After the crucifixion of Christ, Joseph begged Pilate for the body of Jesus, that he might give it a proper burial. Once in his possession, Joseph and Nicodemus wrapped the body and placed it in the tomb — they placed the Rock of Ages in a hewn-out rock. Then they removed the object holding the “great stone” in place, allowing it to roll in front of the entrance of the tomb. This stone is estimated to have weighed more than a ton; in fact, it is said that it would have taken the strength of twenty men to move it. According to the Scriptures, there were four believers that day who witnessed the entombment of our Lord’s body: Joseph, Nicodemus, Mary Magdalene, and the other Mary (Matt. 27:57-61; John 19:38-42).

Shortly thereafter, the Chief Priest and the Pharisees requested that Pilate secure the tomb. This was accomplished by doing three things:

“So they went, and made the sepulcher sure, sealing the stone, and setting a watch” (Matt. 27:66).

To make the tomb sure meant that the stone would have been removed from the entrance so the religious leaders and the Roman soldiers could confirm the body of Jesus was actually there. Obviously it was present and accounted for, seeing that the soldiers sealed the tomb with the Roman signet. The motto in those days was, “Break a Roman seal, and lose your life.” Finally, they set a watch, which meant sixteen Roman soldiers were posted nearby, four of which were stationed at the door of the tomb. We know for certain that there were more than two soldiers on duty because Matthew clearly states that “some of the watch came into the city” after Christ’s resurrection (Matt. 28:11,12).

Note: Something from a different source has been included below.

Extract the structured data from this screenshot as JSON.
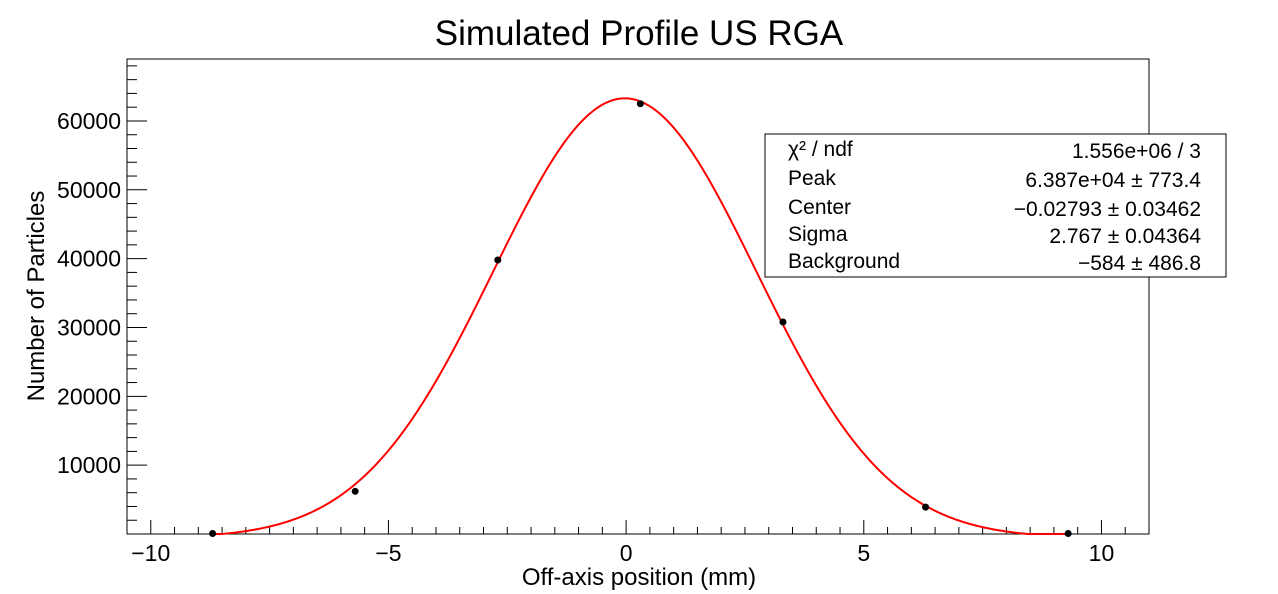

As dawn was breaking on resurrection morn, the air, in all probability, was cool and crisp. When Mary Magdalene, Mary the mother of James, and Salome arrived at the burial plot, they were amazed to find that the massive stone had been removed and the tomb was empty (Mark 16:1-3). When Peter and John arrived on the scene, they too were puzzled, but eventually realized that the reason the body was gone was because Christ had risen from the dead, as He had promised (John 20:19,20). The secured tomb was empty, which bears witness to the fact that Christ did indeed rise from the dead. Even the unbelieving Roman watch confirmed that the tomb they had been guarding was empty (Matt. 28:11-15).


“And, behold… the angel of the Lord descended from heaven, and came and rolled back the stone from the door, and sat upon it” (Matt. 28:2).

It is interesting that, according to the four Gospels, there were two different appearances of the angels on the day Christ rose from the dead. As messengers of God, they announced the Savior’s birth, and now one of them announces His resurrection. But is it possible for one angel to move what Mark calls a “very great” stone (Mark 16:4), estimated to weigh well over a ton? The strength and ability of the angels of God go far beyond our comprehension; they are supernatural beings. For example, in the days of Hezekiah, one angel smote dead 185,000 Assyrian soldiers in one night (II Kings 19:35; Isa. 37:36).

The account given to us by Matthew makes it very clear that the Lord had already risen from the dead prior to the angel of the Lord rolling the stone away from the doorway. You see, the removal of the stone was for our benefit.  It was removed by the angel so we could see the tomb was empty. This is why the angel said to the women present that day, “Fear not ye: for I know that ye seek Jesus, which was crucified. He is not here: for He is risen” (Matt. 28:5,6).


Luke records for us that the Lord showed Himself alive by many infallible proofs —undeniable, irrefutable proofs (Acts 1:3). In addition to the aforementioned witnesses, the Lord was seen by over 500 brethren at once in Galilee (Matt. 28:10; I Cor. 15:6). This was followed by perhaps the most credible evidence of all: He appeared to James and Paul, both of whom rejected Him before His resurrection.

Paul’s experience on the road to Damascus, when He saw the resurrected Christ, was similar to that of Thomas, who couldn’t deny his senses and said, “My Lord and my God!” But there’s still another infallible proof for those who believe: He lives in our heart by faith. Amen!